Assuming n is the number of groups/partitions you want:

import math

def partition(nums, n):
    partitions = [[] for _ in range(n)]
    min_, max_ = min(nums), max(nums)
    r = max_ - min_ # range of the numbers
    s = math.ceil(r / n) # size of each bucket/partition
    for num in nums:
        p = (num - min_) // s
        partitions[p].append(num)
    return partitions

nums = [10,12,45,47,91,98,99]

print(partition(nums, 2))
print(partition(nums, 3))

prints:

[[10, 12, 45, 47], [91, 98, 99]]
[[10, 12], [45, 47], [91, 98, 99]]

Answer 2

You are trying to convert a 1d array into a 2d array. Forgive the badly named variables but the general idea is as follows. It is fairly easy to parse, but basically what we are doing is first finding out the size in rows of the 2d matrix given the length of the 1d matrix and desired number of cols. If this does not divide cleanly, we add one to rows. then we create one loop for counting the cols and inside that we create another loop for counting the rows. we map the current position (r,c) of the 2d array to an index into the 1d array. if there is an array index out of bounds, we put 0 (or None or -1 or just do nothing at all), otherwise we copy the value from the 1d array to the 2d array.
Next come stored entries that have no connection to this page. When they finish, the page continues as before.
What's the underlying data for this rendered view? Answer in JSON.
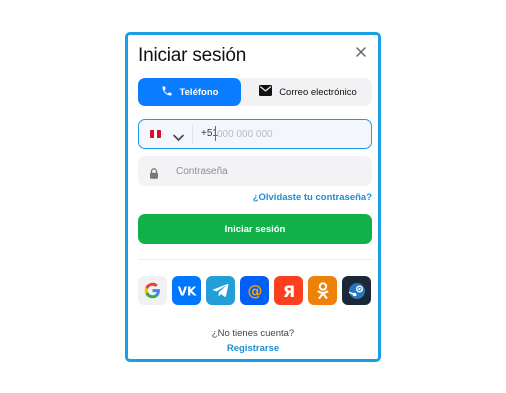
{
  "modal": {
    "title": "Iniciar sesión",
    "close_icon": "close-icon"
  },
  "tabs": [
    {
      "label": "Teléfono",
      "icon": "phone-icon",
      "active": true
    },
    {
      "label": "Correo electrónico",
      "icon": "envelope-icon",
      "active": false
    }
  ],
  "phone": {
    "country_flag": "peru-flag-icon",
    "prefix": "+51",
    "placeholder": "000 000 000",
    "value": ""
  },
  "password": {
    "placeholder": "Contraseña",
    "icon": "lock-icon"
  },
  "forgot_link": "¿Olvidaste tu contraseña?",
  "login_button": "Iniciar sesión",
  "social": [
    {
      "name": "google",
      "icon": "google-icon",
      "color": "#f1f1f1"
    },
    {
      "name": "vk",
      "icon": "vk-icon",
      "color": "#0077ff"
    },
    {
      "name": "telegram",
      "icon": "telegram-icon",
      "color": "#229ed9"
    },
    {
      "name": "mail-ru",
      "icon": "mail-ru-icon",
      "color": "#005ff9"
    },
    {
      "name": "yandex",
      "icon": "yandex-icon",
      "color": "#fc3f1d"
    },
    {
      "name": "odnoklassniki",
      "icon": "odnoklassniki-icon",
      "color": "#ee8208"
    },
    {
      "name": "steam",
      "icon": "steam-icon",
      "color": "#1b2838"
    }
  ],
  "footer": {
    "no_account": "¿No tienes cuenta?",
    "register_link": "Registrarse"
  },
  "colors": {
    "accent_blue": "#0a7cff",
    "border_blue": "#1a9fe6",
    "link_blue": "#1a8fd8",
    "login_green": "#12b049"
  }
}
Well, actually we create a 1d array inside the cols loop which we append to the lst2 array when the loop is finished.

def transform2d(lst, cols):
    size = len(lst)
    
    rows = int(size/cols)
    if cols * rows < size:
        rows+=1

    lst2 = []
    for c in range(cols):
        a2 = []
        for r in range(rows):
            i = c*cols + r
            if i < size:
                a2.append(lst[i])
            else:
                a2.append(0)  # default value
        lst2.append(a2)
    return lst2

i = [10,12,45,47,91,98,99]
r = transform2d(i, 2)
print(r)
r = transform2d(i, 3)
print(r)

the output is as you have specified except for printing 0 for the extra elements in the 2d array. this can be changed by just removing the else that does this.